Let $A = \frac{xy+1}{x}$. Since $x, y \in \mathbb{R}^{+}$, $x > 0$ and $y > 0$. Therefore, $xy > 0$, so $xy+1 > 1$. Since $x > 0$, $A = \frac{xy+1}{x} > 0$.

The expression $E$ can be rewritten as: $E = A - 2 + \frac{2}{A}$

To find the least value of $E$, we apply the AM-GM inequality to the positive terms $A$ and $\frac{2}{A}$: $A + \frac{2}{A} \ge 2\sqrt{A \cdot \frac{2}{A}} = 2\sqrt{2}$

Substituting this back into the expression for $E$: $E \ge 2\sqrt{2} - 2$.
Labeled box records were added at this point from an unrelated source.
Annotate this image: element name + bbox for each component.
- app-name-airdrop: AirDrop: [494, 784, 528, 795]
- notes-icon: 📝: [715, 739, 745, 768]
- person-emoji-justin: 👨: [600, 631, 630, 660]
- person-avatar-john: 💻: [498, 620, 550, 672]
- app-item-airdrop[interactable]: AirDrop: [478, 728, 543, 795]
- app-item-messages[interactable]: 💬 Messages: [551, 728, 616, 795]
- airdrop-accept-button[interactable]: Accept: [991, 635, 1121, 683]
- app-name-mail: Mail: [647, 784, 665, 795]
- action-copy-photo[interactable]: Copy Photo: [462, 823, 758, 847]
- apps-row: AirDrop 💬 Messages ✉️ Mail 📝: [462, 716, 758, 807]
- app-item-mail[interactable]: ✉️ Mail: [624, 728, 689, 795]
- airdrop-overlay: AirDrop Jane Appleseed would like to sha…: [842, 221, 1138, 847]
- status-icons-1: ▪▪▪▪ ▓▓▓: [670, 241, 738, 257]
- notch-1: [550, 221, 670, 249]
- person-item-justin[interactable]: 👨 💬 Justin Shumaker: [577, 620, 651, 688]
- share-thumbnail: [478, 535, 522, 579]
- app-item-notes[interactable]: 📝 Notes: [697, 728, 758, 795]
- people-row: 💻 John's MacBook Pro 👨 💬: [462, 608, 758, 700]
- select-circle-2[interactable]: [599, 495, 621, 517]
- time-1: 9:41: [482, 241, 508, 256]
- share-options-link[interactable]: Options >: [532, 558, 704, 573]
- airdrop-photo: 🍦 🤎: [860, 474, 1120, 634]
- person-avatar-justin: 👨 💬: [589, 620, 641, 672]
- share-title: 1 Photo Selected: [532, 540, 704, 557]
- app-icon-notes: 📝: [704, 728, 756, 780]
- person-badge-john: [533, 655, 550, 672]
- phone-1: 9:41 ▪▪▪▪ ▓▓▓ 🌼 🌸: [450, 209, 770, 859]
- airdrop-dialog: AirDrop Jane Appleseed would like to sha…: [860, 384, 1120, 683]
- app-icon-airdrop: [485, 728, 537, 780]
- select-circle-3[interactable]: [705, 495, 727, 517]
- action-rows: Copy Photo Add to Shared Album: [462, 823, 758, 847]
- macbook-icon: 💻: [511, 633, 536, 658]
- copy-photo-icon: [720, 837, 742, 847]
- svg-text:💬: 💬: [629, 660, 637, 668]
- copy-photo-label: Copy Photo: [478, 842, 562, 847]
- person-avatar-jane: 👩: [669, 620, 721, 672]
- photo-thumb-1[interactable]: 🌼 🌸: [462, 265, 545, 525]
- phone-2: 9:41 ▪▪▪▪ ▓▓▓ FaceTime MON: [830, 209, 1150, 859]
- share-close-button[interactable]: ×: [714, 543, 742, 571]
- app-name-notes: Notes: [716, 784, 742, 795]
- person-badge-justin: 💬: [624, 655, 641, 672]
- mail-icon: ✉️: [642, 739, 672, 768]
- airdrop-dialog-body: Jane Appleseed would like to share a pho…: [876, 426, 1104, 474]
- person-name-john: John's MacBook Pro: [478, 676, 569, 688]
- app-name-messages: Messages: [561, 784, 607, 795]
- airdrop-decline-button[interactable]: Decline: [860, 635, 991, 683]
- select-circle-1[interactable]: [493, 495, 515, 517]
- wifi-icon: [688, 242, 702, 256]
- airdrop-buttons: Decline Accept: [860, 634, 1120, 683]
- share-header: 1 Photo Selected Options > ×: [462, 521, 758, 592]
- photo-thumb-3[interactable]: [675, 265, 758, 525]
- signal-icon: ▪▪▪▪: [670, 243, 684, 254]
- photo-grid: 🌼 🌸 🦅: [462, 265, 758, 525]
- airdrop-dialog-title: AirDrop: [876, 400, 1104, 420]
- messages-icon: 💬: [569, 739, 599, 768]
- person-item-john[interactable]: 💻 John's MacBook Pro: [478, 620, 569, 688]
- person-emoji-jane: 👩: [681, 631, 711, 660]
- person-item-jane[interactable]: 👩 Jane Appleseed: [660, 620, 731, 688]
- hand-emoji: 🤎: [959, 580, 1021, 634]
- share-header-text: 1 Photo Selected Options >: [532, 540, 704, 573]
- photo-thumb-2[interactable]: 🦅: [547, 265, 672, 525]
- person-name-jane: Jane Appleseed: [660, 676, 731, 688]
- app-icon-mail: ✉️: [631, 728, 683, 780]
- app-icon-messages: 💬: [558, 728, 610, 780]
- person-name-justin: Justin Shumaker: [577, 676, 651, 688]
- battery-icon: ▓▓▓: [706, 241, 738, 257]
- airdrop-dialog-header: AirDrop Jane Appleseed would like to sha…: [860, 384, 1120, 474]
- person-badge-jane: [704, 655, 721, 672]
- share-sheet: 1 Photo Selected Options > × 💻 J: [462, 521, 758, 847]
The equality holds when $A = \frac{2}{A}$, which means $A^2 = 2$. Since $A > 0$, $A = \sqrt{2}$.

This value is achievable. For example, if $x=1$, then $y+\frac{1}{1} = \sqrt{2}$, so $y = \sqrt{2}-1$. Since $\sqrt{2} \approx 1.414$, $y \approx 0.414 > 0$. Thus, $x=1, y=\sqrt{2}-1$ are valid positive real numbers.

The least value of the expression is $\lambda = 2\sqrt{2} - 2$. To determine the interval for $\lambda$: We know $\sqrt{2} \approx 1.414$. So, $\lambda \approx 2 \times 1.414 - 2 = 2.828 - 2 = 0.828$. This value is greater than 0 and less than 1. Therefore, $\lambda \in (0,1)$.